Logspur is a small and dangerously isolated community in the rugged logging country of northern California. The town's lumber baron, Henry Johnston, is a fanatic right-wing paramilitarist who has a cache of illegal weapons and ammo in two old freight cars. The ordnance is slated for a secret bivouac in Florida. Three hardcase criminals—Zacharias, Frame and Tully—get wind of the cache and, in an attempt to hijack it, cause an explosion. In a matter of minutes the town is encircled by an inferno. Steve Hannigan, a would-be writer and dropout from life, helps to organize the townspeople for the only way out: an antique Baldwin locomotive that, miraculously, still runs. He and the other men attach the two passenger cars that are coupled to the freight cars. They are unaware of the deadly shipment they will be hauling through the long miles to the county seat at Springwood.

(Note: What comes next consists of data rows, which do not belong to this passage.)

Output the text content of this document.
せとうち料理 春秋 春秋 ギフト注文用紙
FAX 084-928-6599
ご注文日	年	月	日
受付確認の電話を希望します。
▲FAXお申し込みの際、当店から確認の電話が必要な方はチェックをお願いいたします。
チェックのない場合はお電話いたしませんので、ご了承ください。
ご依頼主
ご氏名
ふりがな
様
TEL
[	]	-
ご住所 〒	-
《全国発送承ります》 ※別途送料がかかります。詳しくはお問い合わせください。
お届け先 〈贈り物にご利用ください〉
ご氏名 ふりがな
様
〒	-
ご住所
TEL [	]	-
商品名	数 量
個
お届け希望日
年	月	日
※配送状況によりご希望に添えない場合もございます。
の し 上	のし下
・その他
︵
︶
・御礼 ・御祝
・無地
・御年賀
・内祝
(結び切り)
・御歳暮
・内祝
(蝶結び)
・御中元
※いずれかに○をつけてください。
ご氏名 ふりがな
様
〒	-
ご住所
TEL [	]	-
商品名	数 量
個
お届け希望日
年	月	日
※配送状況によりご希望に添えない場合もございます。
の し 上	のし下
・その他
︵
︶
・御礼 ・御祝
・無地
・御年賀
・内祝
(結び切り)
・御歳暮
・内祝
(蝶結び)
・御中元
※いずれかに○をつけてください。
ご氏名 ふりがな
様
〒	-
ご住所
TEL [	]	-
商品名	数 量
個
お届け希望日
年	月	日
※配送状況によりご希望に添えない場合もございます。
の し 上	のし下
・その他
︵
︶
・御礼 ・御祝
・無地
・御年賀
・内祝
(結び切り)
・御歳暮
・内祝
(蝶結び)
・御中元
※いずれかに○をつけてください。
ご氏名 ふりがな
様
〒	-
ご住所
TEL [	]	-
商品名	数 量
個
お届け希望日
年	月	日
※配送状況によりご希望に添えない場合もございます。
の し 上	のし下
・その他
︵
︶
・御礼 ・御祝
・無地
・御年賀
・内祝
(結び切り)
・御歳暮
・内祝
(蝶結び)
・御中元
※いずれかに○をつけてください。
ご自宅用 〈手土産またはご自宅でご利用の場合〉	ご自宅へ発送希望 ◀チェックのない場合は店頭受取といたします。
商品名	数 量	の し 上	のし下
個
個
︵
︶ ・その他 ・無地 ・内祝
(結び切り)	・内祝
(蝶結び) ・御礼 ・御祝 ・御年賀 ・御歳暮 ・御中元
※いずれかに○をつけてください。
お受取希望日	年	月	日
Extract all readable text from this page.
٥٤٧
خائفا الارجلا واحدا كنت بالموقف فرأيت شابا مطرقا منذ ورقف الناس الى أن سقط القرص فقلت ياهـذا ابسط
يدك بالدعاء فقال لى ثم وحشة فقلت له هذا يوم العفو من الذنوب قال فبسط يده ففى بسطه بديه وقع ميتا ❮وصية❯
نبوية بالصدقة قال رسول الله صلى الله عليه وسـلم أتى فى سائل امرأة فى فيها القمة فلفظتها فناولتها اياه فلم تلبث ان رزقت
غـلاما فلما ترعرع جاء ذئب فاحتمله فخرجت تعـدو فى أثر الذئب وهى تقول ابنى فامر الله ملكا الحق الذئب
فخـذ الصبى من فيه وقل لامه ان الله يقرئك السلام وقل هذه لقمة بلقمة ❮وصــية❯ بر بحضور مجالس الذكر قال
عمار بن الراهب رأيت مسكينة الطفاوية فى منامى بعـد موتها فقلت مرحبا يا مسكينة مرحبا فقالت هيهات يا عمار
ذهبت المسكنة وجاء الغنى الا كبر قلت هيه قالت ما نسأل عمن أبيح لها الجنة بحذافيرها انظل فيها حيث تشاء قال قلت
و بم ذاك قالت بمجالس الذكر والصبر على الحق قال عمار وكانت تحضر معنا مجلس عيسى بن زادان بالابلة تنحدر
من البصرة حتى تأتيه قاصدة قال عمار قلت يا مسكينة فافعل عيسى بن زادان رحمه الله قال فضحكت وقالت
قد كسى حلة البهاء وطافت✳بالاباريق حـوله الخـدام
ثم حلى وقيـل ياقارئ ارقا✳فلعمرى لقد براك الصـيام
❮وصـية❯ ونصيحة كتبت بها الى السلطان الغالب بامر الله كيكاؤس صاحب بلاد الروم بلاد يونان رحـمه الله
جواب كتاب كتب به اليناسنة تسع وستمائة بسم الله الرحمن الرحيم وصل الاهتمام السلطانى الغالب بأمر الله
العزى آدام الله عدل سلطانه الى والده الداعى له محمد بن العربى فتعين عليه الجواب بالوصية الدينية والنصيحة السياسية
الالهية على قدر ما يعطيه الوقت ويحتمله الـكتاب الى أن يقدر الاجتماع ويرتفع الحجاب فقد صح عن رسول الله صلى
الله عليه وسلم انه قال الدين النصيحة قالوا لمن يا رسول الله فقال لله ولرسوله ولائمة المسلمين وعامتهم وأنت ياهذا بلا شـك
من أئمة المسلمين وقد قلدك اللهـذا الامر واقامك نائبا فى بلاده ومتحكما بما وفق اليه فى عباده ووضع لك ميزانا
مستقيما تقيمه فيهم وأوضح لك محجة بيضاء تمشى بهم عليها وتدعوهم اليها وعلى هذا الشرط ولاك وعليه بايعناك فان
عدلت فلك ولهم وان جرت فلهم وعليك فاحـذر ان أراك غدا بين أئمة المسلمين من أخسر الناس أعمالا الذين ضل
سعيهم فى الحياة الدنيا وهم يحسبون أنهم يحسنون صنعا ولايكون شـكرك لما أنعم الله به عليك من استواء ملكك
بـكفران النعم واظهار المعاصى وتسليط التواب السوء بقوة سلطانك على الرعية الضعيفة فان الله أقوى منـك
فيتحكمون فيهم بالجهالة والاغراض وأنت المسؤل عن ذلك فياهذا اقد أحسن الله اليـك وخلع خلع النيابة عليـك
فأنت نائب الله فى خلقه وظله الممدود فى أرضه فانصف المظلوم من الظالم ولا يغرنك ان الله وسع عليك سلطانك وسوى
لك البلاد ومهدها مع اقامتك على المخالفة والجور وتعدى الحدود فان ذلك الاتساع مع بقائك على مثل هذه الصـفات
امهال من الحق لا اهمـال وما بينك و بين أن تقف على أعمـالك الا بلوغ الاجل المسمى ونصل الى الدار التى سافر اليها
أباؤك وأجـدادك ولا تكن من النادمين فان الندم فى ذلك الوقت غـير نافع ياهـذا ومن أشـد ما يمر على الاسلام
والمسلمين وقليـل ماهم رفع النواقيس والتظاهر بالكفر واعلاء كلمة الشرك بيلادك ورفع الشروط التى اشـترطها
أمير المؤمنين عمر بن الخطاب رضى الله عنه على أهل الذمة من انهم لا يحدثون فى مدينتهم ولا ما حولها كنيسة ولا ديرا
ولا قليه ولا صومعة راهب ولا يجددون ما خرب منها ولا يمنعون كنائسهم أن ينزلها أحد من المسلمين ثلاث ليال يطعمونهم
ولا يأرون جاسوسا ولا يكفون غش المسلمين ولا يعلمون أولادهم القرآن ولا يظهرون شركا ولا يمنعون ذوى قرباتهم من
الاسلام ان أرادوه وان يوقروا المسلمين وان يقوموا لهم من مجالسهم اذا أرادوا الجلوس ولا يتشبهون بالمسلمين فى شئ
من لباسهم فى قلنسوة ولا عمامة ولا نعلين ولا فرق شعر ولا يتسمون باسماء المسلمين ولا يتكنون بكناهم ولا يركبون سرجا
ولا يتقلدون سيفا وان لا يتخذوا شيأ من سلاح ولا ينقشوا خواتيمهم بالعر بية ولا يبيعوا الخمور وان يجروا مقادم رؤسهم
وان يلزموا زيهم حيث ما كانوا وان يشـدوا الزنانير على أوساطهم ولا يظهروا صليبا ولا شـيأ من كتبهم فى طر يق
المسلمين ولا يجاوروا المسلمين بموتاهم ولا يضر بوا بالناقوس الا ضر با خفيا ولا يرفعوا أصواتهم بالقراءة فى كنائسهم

They are also unaware that Zacharias and Tully have boarded the train, still determined to hijack its lethal contents.
The tension of the fiery race on buckling tracks and across burning bridges is heightened by the antagonism between Hannigan and Jim Maxon, an embittered one-legged logger whose wife, Regina, is in love with Hannigan. The friction inside the cab leads to near disaster when they are only a few miles from safety.
This is a big novel of sacrifice, courage, love and searing suspense.